Ton si avvicinò a Chon, depose l’album sul letto e il più piccolo ne prese una.

«Wow certo che avevo delle guanciotte enormi da piccolo.» Nella mente di Chon si fece strada il ricordo di quando venne scattata quella foto e ripensò a loro due da bambini. 

«Quando è stata scattata questa foto ti stavo insegnando ad andare in bicicletta, così avresti potuto togliere le rotelle..»

«La mia faccia era così rotonda…»

«Carino.»

«Anche da bambino?»

«Lo sei sempre stato.»

Chon non si era reso conto di quanto Ton si fosse avvicinato, ma erano così vicini che i loro respiri si mescolavano. Non era timido, non sarebbe scappato via, ma sorrise e si chinò appoggiandosi all’ampio petto di Ton.

«I nomi che ci hanno dato i nostri genitori, sembra che sapessero che ci saremmo incontrati.»

«Tonhon e Chonlatee.»

«I marinai e gli oceani sono indivisibili.»

«Allora sei contento o triste di non essere scappato via da me? Io me ne sono andato.»

«Stai morendo di fame?»

«Ti sto abbracciando.»

«Le persone che si abbracciano devono amarsi. Le persone innamorate devono essere felici… In conclusione, sono contento di essere qui con te. Tu sei felice di stare con me?»

«Perché non dovrei essere felice dato che sono l’oceano che vuole abbracciarti e cullarti?»

«Appena andremo al mare scatterò una foto e la metterò nella mia stanza come primo ricordo di noi.»

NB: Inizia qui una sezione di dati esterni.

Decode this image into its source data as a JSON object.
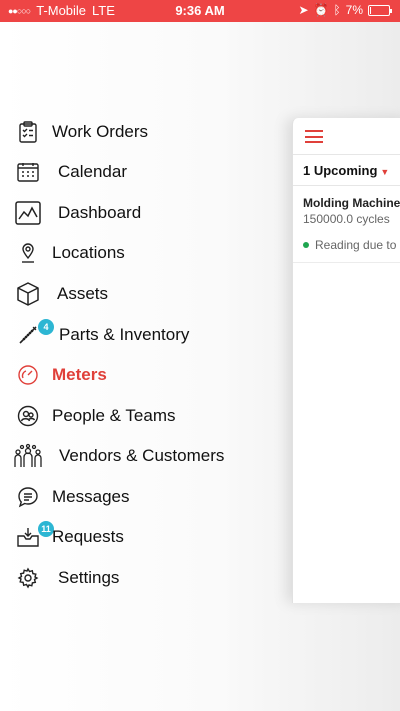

«Per questo sei andato a prendere una stampante portatile?» Non appena Chon iniziò a ricostruire la storia sorrise, tenendo la mano che Ton gli aveva messo in vita per stringerlo, sollevò la testa e gli baciò leggermente la punta del mento. 

«Sì.»

«Puoi dirmi quanto mi ami?» domandò Chon.

«Non posso.»

«Eh?»

«Ti amo troppo.»

«Dimmi piano piano qui…»

«Parlerò dolcemente, senza enfatizzare la cosa.» Ton afferrò la punta del mento del piccolo  e lo sollevò verso l’alto mentre abbassava le labbra su quelle calde di Chon e subito la dolcezza di quel bacio lo travolse, provocando l’offuscamento del cervello del piccolo Chon.

«Diciamo solo che ti amo più di quanto ti amo

«Come sarebbe, ti amo più di quanto ti amo?» disse Chonlatee con voce forte, spingendo Ton, facendolo cadere sull’ampio letto per poi arrampicarsi su di lui, in lizza per strappare per primo un bacio a quel paio di labbra.

Passò molto tempo prima di riuscire a racimolare la volontà di staccarsi da quelle labbra, ma decise di rimanere immobile disteso sull’altro. 

«Allora diciamo che ci amiamo allo stesso modo.»

«È un po’ surreale, ma pensarci mi fa sentire a mio agio… Possiamo metterla così.» Il sorriso continuava a illuminare il volto di Chon, anche quando Ton prese a scompigliargli dolcemente i capelli. Ton prese il viso di Chon tra le mani e lo attirò verso il basso per far incontrare di nuovo le loro bocche.

Finisce e ricomincia, facendomi pensare all’inizio.

Com’era iniziata… 

Chonlatee che amava segretamente Tonhon.

Chonlatee, il cui unico desiderio all’inizio era quello di potergli stare accanto.

Chonlantee che non poteva mettere a tacere i propri sentimenti. 

Chonlantee che continuava ad amare molto Tonhon.

… e finalmente il marinaio aveva accettato l’amore dell’oceano.

Il destino era dalla parte di Chonlatee.

Tutto era iniziato grazie a Chonlatee.

Tonhon e Chonlatee erano diventati “TonChonlatee?, insieme.

Sdraiato sull’ampio petto, con la testa poggiata sull’ancora tatuata che unisce gli oceani e i marinai, Chonlatee ascoltava il battito del cuore sotto di sé che pompava al ritmo della parola amore

Amore, amore, amore… si trattava solo di quello.